We are using a slightly modified (but fully compatible signed bootloader) in out product. On the application side we have a C# implementation of the DFU protocol that may work under iOS/Android with Xamarin or on a desktop PC with a BLE Dongle. With the SDK14 bootloader this worked quite well.
Last week we integrated the SDK15 in the product to get support for faster update performance. The bootloader seems to work properly and with the nRF Connect the update works as expected. With our C# library we randomly experianced that the update process failed because the expected RPN packets from the bootloader are not received.
A investigation with the bootloader log RTT output showed the reason for the issue. In the log "cannot allocate memory buffer!" entries can be found shortly after the process fails. This means that the incoming write request could not be stored in the bootloader and is ignored. I'm not sure how we should handle this issue on the app side.
I guess the reason why this only happens with out DFU library is that we don't use the MTU extention by now.

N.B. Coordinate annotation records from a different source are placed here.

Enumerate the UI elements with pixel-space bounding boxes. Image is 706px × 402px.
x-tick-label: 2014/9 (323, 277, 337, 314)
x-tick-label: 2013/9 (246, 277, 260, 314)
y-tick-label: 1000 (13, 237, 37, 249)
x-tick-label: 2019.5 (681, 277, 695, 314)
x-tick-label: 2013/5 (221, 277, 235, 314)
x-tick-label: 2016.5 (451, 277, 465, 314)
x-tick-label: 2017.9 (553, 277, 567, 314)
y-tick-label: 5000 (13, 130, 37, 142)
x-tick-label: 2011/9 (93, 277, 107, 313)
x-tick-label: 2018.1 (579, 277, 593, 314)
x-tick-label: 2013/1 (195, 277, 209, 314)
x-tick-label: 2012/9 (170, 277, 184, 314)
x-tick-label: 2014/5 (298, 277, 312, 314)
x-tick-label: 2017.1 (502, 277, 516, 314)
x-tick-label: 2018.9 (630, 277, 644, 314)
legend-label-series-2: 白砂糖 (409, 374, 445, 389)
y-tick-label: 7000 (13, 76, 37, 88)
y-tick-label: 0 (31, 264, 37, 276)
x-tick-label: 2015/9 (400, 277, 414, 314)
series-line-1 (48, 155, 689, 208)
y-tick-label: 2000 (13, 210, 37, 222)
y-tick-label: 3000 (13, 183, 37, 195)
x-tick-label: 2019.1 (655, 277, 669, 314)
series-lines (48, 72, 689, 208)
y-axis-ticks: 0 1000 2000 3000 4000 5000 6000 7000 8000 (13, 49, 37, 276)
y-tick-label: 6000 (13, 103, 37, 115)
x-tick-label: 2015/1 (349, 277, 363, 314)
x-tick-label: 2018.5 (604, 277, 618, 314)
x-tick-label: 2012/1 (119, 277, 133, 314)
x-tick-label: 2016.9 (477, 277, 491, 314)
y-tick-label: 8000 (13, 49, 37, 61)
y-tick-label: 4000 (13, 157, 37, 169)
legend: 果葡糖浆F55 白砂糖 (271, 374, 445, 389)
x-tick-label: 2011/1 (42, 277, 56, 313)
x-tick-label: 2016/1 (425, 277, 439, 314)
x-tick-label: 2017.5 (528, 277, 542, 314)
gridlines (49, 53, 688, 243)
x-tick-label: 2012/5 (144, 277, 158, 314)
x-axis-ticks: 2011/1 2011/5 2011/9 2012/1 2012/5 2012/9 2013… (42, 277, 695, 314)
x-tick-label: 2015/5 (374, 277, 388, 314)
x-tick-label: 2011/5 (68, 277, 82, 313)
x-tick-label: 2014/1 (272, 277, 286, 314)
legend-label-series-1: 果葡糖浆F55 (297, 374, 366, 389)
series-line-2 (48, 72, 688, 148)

The incoming write packets have all a length of 20 bytes instead of 244 bytes with the nRF Connect. The buffer that is used (nrf_balloc) is set up for packets of 244 bytes. With any allocated 20 bytes block full 224 bytes are wasted. I know that I probably could increase the number of balloc blocks, but how many of these blocks are necessairy?
Is the bootloader of the SDK15 supposed to work with packet size of 20 bytes? Do we need to update our library to use larger packtes?